I zgadzam się - to film o czymś zupełnie innym, łączą go z książką jedynie imiona głównych bohaterów.
mnie zniesmaczyło takie podejście do Lestata i reszty, oglądając czułam się głupio.

ocenił(a) film na 5
DeszczowaJa

zanim złapałam w swoje macki książki, fascynowałam się filmem. Na prawdę. Dosłownie. Po przeczytaniu książek stwierdziłam, że ta adaptacja to ścierwo jakich mało. Inaczej tego nazwać nie mogę. Przebieg wydarzeń w filmie w 90% różni się od tego z książek.
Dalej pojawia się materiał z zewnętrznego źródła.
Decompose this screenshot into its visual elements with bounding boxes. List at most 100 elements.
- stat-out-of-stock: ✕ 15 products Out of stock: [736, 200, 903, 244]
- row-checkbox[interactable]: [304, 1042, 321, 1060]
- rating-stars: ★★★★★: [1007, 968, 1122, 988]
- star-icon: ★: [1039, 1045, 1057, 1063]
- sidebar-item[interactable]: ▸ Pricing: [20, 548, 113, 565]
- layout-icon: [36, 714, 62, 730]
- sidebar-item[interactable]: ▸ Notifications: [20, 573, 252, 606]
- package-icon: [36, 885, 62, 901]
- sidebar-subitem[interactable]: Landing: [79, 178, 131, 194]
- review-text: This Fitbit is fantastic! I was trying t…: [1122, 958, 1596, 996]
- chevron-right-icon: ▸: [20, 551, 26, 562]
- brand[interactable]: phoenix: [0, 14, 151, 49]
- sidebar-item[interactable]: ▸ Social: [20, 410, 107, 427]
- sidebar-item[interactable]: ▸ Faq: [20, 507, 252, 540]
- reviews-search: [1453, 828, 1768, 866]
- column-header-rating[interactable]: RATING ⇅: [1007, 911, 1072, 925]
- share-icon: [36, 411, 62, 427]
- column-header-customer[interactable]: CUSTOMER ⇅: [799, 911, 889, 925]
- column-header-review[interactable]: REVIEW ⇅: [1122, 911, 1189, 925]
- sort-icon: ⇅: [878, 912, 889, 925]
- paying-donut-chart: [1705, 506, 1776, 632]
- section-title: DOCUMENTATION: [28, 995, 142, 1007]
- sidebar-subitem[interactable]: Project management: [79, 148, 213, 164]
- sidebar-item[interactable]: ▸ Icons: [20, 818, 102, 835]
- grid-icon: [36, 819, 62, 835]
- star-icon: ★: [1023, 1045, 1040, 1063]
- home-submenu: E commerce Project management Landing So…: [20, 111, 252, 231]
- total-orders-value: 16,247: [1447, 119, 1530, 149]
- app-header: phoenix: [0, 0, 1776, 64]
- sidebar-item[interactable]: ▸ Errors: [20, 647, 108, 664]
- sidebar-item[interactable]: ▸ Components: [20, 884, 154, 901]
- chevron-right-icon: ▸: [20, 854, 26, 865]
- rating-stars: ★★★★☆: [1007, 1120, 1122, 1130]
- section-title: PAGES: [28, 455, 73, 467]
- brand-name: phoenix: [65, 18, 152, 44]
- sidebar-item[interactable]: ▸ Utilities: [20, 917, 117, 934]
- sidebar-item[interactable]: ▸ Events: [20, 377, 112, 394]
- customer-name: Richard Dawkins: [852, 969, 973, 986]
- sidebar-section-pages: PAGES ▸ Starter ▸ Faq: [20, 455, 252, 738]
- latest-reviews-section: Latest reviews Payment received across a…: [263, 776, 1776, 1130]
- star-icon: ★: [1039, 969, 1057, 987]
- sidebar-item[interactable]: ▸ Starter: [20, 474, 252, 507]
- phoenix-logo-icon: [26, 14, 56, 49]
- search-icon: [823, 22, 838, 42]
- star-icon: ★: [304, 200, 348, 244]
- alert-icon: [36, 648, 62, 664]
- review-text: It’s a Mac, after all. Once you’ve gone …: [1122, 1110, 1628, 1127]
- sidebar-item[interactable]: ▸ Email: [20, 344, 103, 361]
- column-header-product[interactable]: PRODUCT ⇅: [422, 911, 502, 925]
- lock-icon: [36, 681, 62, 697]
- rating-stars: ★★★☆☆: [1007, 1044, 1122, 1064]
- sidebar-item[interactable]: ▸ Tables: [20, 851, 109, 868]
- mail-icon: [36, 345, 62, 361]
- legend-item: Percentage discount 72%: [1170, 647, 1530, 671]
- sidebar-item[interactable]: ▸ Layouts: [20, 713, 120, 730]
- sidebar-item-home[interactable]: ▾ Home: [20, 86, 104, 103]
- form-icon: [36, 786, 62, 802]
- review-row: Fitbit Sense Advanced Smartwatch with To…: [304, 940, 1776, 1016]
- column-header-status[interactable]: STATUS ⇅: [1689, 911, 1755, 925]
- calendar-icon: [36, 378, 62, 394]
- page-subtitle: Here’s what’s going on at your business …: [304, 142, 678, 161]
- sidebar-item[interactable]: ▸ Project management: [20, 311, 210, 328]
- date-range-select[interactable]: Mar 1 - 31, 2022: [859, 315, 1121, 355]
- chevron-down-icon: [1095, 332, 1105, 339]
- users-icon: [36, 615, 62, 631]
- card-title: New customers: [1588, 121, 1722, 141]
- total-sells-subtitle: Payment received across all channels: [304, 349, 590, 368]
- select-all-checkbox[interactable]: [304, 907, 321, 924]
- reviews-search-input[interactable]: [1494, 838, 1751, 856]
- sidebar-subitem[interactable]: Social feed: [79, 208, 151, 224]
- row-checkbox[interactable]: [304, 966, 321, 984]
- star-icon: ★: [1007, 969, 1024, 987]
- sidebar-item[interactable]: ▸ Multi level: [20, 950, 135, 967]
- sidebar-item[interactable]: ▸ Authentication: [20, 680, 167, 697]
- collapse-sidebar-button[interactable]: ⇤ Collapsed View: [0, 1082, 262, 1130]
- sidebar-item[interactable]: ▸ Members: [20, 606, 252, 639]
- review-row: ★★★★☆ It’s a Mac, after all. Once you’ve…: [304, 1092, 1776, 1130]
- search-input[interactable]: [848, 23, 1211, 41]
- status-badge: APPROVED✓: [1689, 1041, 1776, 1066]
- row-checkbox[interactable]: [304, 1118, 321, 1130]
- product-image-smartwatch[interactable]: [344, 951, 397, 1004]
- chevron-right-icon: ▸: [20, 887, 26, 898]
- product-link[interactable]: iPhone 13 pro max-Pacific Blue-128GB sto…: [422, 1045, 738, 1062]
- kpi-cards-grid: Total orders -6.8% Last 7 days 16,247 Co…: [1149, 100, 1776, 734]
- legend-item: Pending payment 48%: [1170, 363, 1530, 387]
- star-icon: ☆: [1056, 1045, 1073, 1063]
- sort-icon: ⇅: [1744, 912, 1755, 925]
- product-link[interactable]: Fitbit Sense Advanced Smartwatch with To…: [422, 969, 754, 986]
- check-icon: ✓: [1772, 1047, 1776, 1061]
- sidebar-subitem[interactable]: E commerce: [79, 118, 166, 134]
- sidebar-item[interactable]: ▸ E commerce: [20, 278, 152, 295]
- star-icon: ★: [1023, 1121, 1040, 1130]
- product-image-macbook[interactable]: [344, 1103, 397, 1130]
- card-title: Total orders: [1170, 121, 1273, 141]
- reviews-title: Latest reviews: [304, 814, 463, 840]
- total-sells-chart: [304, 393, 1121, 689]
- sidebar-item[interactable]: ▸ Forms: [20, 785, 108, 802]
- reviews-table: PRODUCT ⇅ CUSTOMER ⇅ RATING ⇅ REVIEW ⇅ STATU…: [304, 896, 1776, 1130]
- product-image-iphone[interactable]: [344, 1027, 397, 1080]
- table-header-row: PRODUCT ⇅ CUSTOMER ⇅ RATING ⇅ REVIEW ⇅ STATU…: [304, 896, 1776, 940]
Tak jak filmwebowicze napisali wyżej: imiona poprzekręcane, wygląd, zachowanie i charakter Lestata nie mają nic wspólnego z książkowymi opisami. Fabuła przewrócona do góry nogami i ani słowa o innych postaciach, które mają duży udział w dziełach pióra Anny Rice. Oglądaj jeśli chcesz - nie zdradzi Ci to akcji opisanej w książkach.

ocenił(a) film na 5
Danathiel

fiołkowe oczy :>

ocenił(a) film na 5
maaa21

Racja. Fiołkowe. Mój błąd ;).

ocenił(a) film na 3
Danathiel

a tak konkretnie to szare, nabierające kolorów niebieskiego i fioletowego pod wpływem otoczenia ;)

ocenił(a) film na 5
earnshaw1847

Jaki z tego motyw?
Ma zajebiste oczy ;).

earnshaw1847

Podpisuję się pod tym obiema rękami.

ocenił(a) film na 2
ysoult

zwyczajnie nudny film bez fabuły- cała fabuła jest tak skonstruowana, jakby historia Lestata była splotem przypadków.